Page containing Bede’s account of Caedmon, from Bede, Ecclesiastical History of the English People, England (Wearmouth-Jarrow?), mid-8th-early 9th century, Cotton Tiberius A XIV, ff. 144r
It was only later in life that he began to write verse and compose song. Bede recounts how one night, when he was sleeping in the cowshed, Caedmon had a vision. When he woke, he remembered the song he had sung in his dream, and astounded everyone at the abbey with his beautiful poetry. Later on, he would impress the monastery’s leaders, including the abbess St Hilda, with his capacity to compose verse on complex theological topics which the monks and nuns discussed with him. (Caedmon might make a suitable patron saint for interdisciplinary work.)
Unfortunately all but one of Caedmon’s poems are lost.
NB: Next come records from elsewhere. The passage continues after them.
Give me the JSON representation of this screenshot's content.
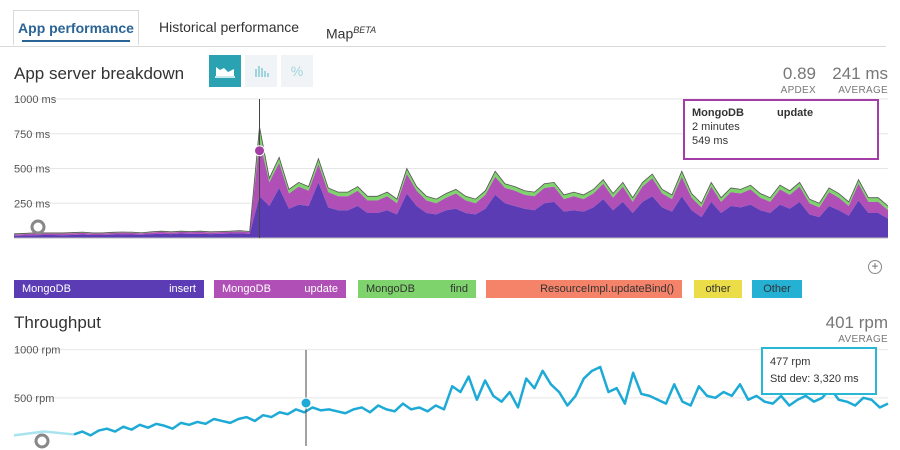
{
  "tabs": [
    {
      "label": "App performance",
      "active": true
    },
    {
      "label": "Historical performance",
      "active": false
    },
    {
      "label": "Map",
      "badge": "BETA",
      "active": false
    }
  ],
  "breakdown": {
    "title": "App server breakdown",
    "view_buttons": [
      {
        "icon": "area-chart-icon",
        "active": true
      },
      {
        "icon": "bar-chart-icon",
        "active": false
      },
      {
        "icon": "percent-icon",
        "label": "%",
        "active": false
      }
    ],
    "apdex": {
      "value": "0.89",
      "label": "APDEX"
    },
    "average": {
      "value": "241 ms",
      "label": "AVERAGE"
    },
    "y_axis_labels": [
      "1000 ms",
      "750 ms",
      "500 ms",
      "250 ms"
    ],
    "tooltip": {
      "name": "MongoDB",
      "operation": "update",
      "time_ago": "2 minutes",
      "value": "549 ms"
    },
    "legend": [
      {
        "name": "MongoDB",
        "operation": "insert",
        "color": "#5b3cb5"
      },
      {
        "name": "MongoDB",
        "operation": "update",
        "color": "#b04fb6"
      },
      {
        "name": "MongoDB",
        "operation": "find",
        "color": "#7ed36d"
      },
      {
        "name": "",
        "operation": "ResourceImpl.updateBind()",
        "color": "#f5836a"
      },
      {
        "name": "",
        "operation": "other",
        "color": "#eadd47"
      },
      {
        "name": "",
        "operation": "Other",
        "color": "#25b1d3"
      }
    ]
  },
  "throughput": {
    "title": "Throughput",
    "average": {
      "value": "401 rpm",
      "label": "AVERAGE"
    },
    "y_axis_labels": [
      "1000 rpm",
      "500 rpm"
    ],
    "tooltip": {
      "value": "477 rpm",
      "std_dev": "Std dev: 3,320 ms"
    }
  },
  "chart_data": [
    {
      "type": "area",
      "title": "App server breakdown",
      "ylim": [
        0,
        1000
      ],
      "y_unit": "ms",
      "series": [
        {
          "name": "MongoDB insert",
          "color": "#5b3cb5",
          "values": [
            15,
            18,
            20,
            22,
            22,
            20,
            22,
            25,
            22,
            22,
            24,
            26,
            25,
            23,
            28,
            30,
            28,
            32,
            30,
            30,
            28,
            30,
            32,
            34,
            30,
            300,
            230,
            360,
            210,
            240,
            230,
            400,
            220,
            200,
            200,
            230,
            180,
            180,
            200,
            170,
            320,
            230,
            180,
            170,
            200,
            210,
            180,
            170,
            210,
            310,
            250,
            230,
            210,
            200,
            250,
            260,
            190,
            200,
            190,
            220,
            280,
            200,
            260,
            180,
            260,
            300,
            220,
            190,
            300,
            200,
            150,
            260,
            180,
            230,
            220,
            240,
            200,
            180,
            240,
            210,
            260,
            170,
            150,
            230,
            200,
            160,
            270,
            180,
            180,
            140
          ]
        },
        {
          "name": "MongoDB update",
          "color": "#b04fb6",
          "values": [
            10,
            10,
            12,
            10,
            10,
            12,
            12,
            12,
            10,
            10,
            12,
            12,
            12,
            10,
            12,
            14,
            12,
            12,
            12,
            14,
            12,
            12,
            12,
            14,
            12,
            400,
            170,
            180,
            110,
            130,
            110,
            130,
            110,
            100,
            100,
            110,
            90,
            90,
            100,
            80,
            140,
            110,
            90,
            80,
            90,
            110,
            90,
            80,
            100,
            130,
            110,
            110,
            100,
            100,
            110,
            110,
            90,
            100,
            90,
            100,
            110,
            90,
            110,
            80,
            110,
            130,
            100,
            90,
            140,
            90,
            70,
            110,
            80,
            100,
            100,
            110,
            90,
            80,
            110,
            100,
            110,
            80,
            70,
            100,
            90,
            70,
            120,
            80,
            80,
            60
          ]
        },
        {
          "name": "MongoDB find",
          "color": "#7ed36d",
          "values": [
            5,
            5,
            5,
            5,
            5,
            5,
            5,
            5,
            5,
            5,
            5,
            5,
            5,
            5,
            5,
            5,
            5,
            5,
            5,
            5,
            5,
            5,
            5,
            5,
            5,
            100,
            30,
            40,
            30,
            30,
            30,
            40,
            30,
            30,
            30,
            30,
            30,
            30,
            30,
            30,
            40,
            30,
            30,
            30,
            30,
            30,
            30,
            30,
            30,
            40,
            30,
            30,
            30,
            30,
            30,
            30,
            30,
            30,
            30,
            30,
            30,
            30,
            30,
            30,
            30,
            30,
            30,
            30,
            40,
            30,
            30,
            30,
            30,
            30,
            30,
            30,
            30,
            30,
            30,
            30,
            30,
            30,
            30,
            30,
            30,
            30,
            30,
            30,
            30,
            30
          ]
        }
      ]
    },
    {
      "type": "line",
      "title": "Throughput",
      "ylim": [
        0,
        1100
      ],
      "y_unit": "rpm",
      "series": [
        {
          "name": "Throughput",
          "color": "#1eaad6",
          "values": [
            120,
            150,
            110,
            160,
            180,
            150,
            200,
            170,
            220,
            190,
            230,
            210,
            180,
            240,
            220,
            250,
            230,
            280,
            260,
            240,
            280,
            300,
            260,
            320,
            300,
            350,
            330,
            380,
            350,
            400,
            370,
            380,
            360,
            340,
            380,
            400,
            350,
            420,
            380,
            360,
            440,
            380,
            400,
            360,
            420,
            380,
            620,
            560,
            720,
            480,
            680,
            520,
            460,
            560,
            400,
            700,
            600,
            780,
            640,
            560,
            420,
            520,
            700,
            780,
            820,
            560,
            600,
            440,
            760,
            540,
            520,
            480,
            440,
            640,
            460,
            420,
            620,
            520,
            500,
            560,
            520,
            640,
            480,
            520,
            460,
            440,
            520,
            420,
            480,
            520,
            460,
            500,
            600,
            480,
            460,
            420,
            500,
            480,
            400,
            440
          ]
        }
      ]
    }
  ]
}
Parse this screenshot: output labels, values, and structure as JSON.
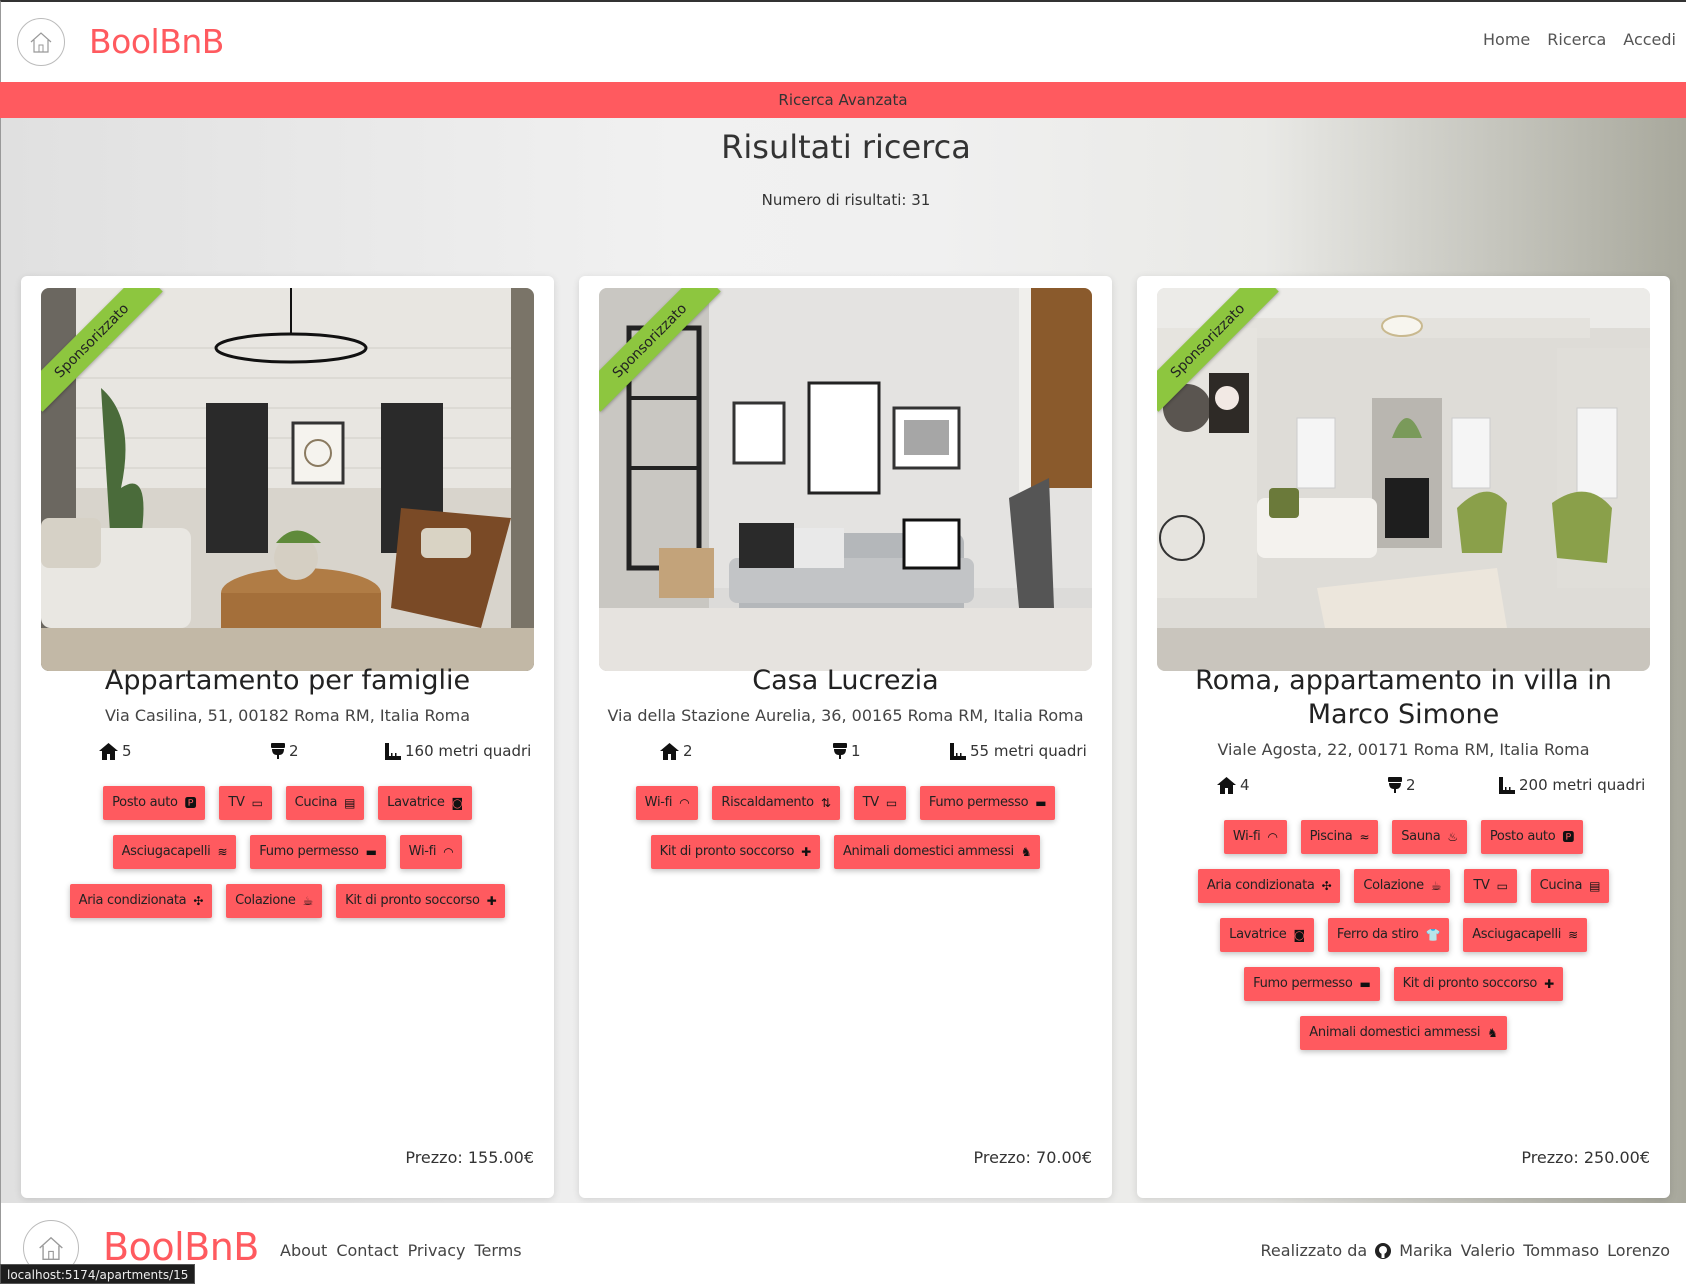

The sole surviving example is known as Caedmon’s Hymn and survives in manuscripts of Bede’s Ecclesiastical History. Some manuscripts provide a Latin translation, while others give a Latin translation and an Old English version. The different Old English versions use various regional dialects, including Northumbrian and West Saxon. One of the manuscripts containing the West Saxon version of this very precious literary fragment is British Library Cotton MS Otho B XI. The manuscript was unfortunately also damaged in the fire of 1731, but an early modern transcript of it survives (British Library Additional MS 43703). In Old and Middle English c. 890-c.1450, Elaine Treharne translates Caedmon's hymn into modern English as:
'Now we ought to praise the Guardian of the heavenly kingdom,
The might of the Creator and his conception,
The work of the glorious Father, as he of each of the wonders,
Eternal Lord, established the beginning.
He first created for the sons of men [children of earth in West Saxon version]
Heaven as a roof, holy Creator;
Then the middle-earth, the Guardian of mankind,
The eternal Lord, afterwards made
The earth for men, the Lord almighty.'
The hymn is a work in praise of God. It grabs the reader from its opening word ‘Nu’, meaning ‘Now’, making the poem feel immediate. From there it proceeds to celebrate all of creation in a mere nine lines. Like all Old English verse, it uses musical alliteration. It closes, powerfully, with the word ‘allmectig’, ‘Almighty’, in praise of God.
Detail of an initial from Bede, Ecclesiastical History of the English People, England (Wearmouth-Jarrow?), mid-8th-early 9th century, Cotton Tiberius A XIV, ff. 79v
Bede’s point, in his story about Caedmon, is that poetry is transformational, mystical and god-given. For, according to Bede, ‘no other English poets could compare’ with Caedmon, the humble late-comer not trained by human teachers, whose poetry in turn transformed and inspired those who read it in the Anglo-Saxon period and beyond.